Okay, now that all of that is out of the way: Why don't I vote? I wish there was a simple way to state this that everyone would understand and not just ignore as if I'm ignorant, but I know my reasons aren't that understandable to most, especially when I tell them that I WANT them to vote. The simple answer is that in my lifetime of discerning my call from God, voting has never been something I've discerned as an act faithful to my understanding of that call.
That though is just a reactionary answer. The deep answer is that I feel very called to certain acts of ministry, certain stances on what it means to act as a Christian, certain things that God has placed before me, and voting could damage that work, and honestly might be seen by some as hypocritical of what I claim.
I am called to relational work, work with all those who I come in contact with. I am called to help them in the moments I have with them and try to empower them going forward. I expect many readers now are thinking: well that's why you vote, to better empower others and to help them, but that's not where I fit in, I feel that I am called not to change the system, but to be change in the world.
I am called to love all. The way our political system is set up, to vote is to choose a side, but this is not God choosing the side of the oppressed, this is us choosing an ideology which we then defend, even as it (as all ideologies do) oppresses others. My love for all is relational, I can only fully love those I know. I feel my call is weakened when others see me as a label.

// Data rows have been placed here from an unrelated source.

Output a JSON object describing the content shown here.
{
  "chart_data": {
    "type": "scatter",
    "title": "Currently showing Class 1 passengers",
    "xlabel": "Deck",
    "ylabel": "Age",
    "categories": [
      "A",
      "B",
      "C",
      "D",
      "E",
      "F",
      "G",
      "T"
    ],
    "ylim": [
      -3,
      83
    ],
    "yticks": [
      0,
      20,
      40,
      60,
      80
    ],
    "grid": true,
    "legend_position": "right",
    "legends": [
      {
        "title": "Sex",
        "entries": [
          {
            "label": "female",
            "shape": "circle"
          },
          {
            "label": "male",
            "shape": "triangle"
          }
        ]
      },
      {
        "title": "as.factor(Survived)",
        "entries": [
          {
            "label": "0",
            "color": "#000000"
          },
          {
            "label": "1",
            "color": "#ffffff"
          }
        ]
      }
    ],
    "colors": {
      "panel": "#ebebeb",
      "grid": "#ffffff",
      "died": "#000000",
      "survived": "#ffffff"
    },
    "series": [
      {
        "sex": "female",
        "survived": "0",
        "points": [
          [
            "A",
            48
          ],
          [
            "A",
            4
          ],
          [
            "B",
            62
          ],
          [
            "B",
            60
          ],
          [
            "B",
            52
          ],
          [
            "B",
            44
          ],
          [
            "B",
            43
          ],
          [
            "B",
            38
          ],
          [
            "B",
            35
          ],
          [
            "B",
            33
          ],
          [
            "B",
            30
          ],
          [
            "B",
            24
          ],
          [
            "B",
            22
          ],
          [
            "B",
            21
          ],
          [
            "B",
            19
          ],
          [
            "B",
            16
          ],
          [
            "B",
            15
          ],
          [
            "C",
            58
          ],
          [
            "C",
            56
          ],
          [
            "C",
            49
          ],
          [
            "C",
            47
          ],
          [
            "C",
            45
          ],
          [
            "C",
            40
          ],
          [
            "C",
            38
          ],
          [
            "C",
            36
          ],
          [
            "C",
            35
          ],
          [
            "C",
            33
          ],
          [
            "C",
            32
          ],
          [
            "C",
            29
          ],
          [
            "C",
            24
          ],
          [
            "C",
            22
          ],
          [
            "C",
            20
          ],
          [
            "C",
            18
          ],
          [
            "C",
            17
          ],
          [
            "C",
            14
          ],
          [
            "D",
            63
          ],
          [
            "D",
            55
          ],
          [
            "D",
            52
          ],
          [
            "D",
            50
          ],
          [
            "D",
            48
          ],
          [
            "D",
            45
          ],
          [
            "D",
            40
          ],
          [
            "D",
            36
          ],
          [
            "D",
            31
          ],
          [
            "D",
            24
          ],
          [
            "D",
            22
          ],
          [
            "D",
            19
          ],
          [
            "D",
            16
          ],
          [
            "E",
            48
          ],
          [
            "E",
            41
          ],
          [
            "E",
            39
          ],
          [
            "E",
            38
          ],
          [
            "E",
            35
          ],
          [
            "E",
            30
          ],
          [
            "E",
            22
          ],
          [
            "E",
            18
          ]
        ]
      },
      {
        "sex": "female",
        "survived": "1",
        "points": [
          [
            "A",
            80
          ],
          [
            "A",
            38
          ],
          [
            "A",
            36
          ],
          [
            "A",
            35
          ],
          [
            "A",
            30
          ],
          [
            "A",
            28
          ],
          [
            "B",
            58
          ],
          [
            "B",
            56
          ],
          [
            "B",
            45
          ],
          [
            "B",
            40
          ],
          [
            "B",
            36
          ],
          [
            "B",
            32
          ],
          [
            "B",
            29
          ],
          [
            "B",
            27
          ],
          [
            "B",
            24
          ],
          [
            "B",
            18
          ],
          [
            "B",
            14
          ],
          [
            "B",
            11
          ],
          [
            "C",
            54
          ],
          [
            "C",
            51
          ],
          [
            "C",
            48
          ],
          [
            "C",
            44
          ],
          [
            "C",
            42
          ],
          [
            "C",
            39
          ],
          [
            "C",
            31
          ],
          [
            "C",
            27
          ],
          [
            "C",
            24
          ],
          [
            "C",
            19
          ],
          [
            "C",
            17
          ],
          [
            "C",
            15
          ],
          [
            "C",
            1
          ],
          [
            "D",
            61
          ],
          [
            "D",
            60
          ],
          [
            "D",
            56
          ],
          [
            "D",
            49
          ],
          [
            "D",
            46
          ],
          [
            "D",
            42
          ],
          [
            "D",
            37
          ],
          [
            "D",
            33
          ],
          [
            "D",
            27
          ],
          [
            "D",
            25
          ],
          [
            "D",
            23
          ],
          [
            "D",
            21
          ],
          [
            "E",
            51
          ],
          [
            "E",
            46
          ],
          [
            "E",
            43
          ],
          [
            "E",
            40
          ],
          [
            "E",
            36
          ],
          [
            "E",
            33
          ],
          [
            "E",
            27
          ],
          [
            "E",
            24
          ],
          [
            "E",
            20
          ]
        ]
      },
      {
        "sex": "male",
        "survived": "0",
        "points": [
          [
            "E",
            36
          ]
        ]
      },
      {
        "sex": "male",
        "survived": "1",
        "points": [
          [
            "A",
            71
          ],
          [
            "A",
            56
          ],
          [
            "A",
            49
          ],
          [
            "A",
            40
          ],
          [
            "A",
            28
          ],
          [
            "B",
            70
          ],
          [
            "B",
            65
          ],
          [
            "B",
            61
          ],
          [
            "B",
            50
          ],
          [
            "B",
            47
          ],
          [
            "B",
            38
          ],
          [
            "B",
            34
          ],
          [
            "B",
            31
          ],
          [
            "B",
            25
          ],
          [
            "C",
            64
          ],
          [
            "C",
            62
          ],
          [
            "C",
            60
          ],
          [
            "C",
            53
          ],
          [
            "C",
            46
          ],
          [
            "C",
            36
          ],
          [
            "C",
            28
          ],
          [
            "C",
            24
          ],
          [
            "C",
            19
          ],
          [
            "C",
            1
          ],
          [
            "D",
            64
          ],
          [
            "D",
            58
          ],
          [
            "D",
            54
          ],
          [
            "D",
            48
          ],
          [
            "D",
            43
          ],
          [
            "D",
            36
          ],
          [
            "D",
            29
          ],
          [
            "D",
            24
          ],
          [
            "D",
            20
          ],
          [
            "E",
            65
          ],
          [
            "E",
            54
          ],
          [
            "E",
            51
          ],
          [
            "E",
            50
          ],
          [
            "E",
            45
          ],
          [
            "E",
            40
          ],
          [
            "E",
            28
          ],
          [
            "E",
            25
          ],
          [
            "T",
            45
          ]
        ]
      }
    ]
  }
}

I am called to a world beyond principalities and powers. This world for me is not some future place, or some other plane of existence but here and now within the Kingdom of God here in the Creation of God. I cannot be part of choosing other powers over God's. I feel I must be willing to do that which I choose to do regardless of its place within society. I was once asked by someone upset at me not voting why I didn't go to China or Russia where I couldn't be free. All I could answer was, "I would like to think the legality of my actions will always be secondary to the faithfulness of those actions." I cannot be sure that I would actually do so, but here and now in the country in which I live, I will render unto Caesar that which is Caesar's as long as I first render unto God that which is God's.
I have been called by others a "Utopian Anarchist" and I have redefined that term to fit as a compliment. I do believe in a world where we will do what is right for one another in all cases without a government to "make it so." I believe I am called to work towards that world. There is the need for many to vote for whomever they discern to be the faithful choice as they are able to understand it, for me that need is to not vote, to speak through actions to a world possible regardless of what worldly powers exist. Jesus did not overthrow the government, Jesus changed the world through his individual actions, changes that have influenced so many to do things in their lives faithfully as well. God's world is not political, and for me that is key to my faith at this time.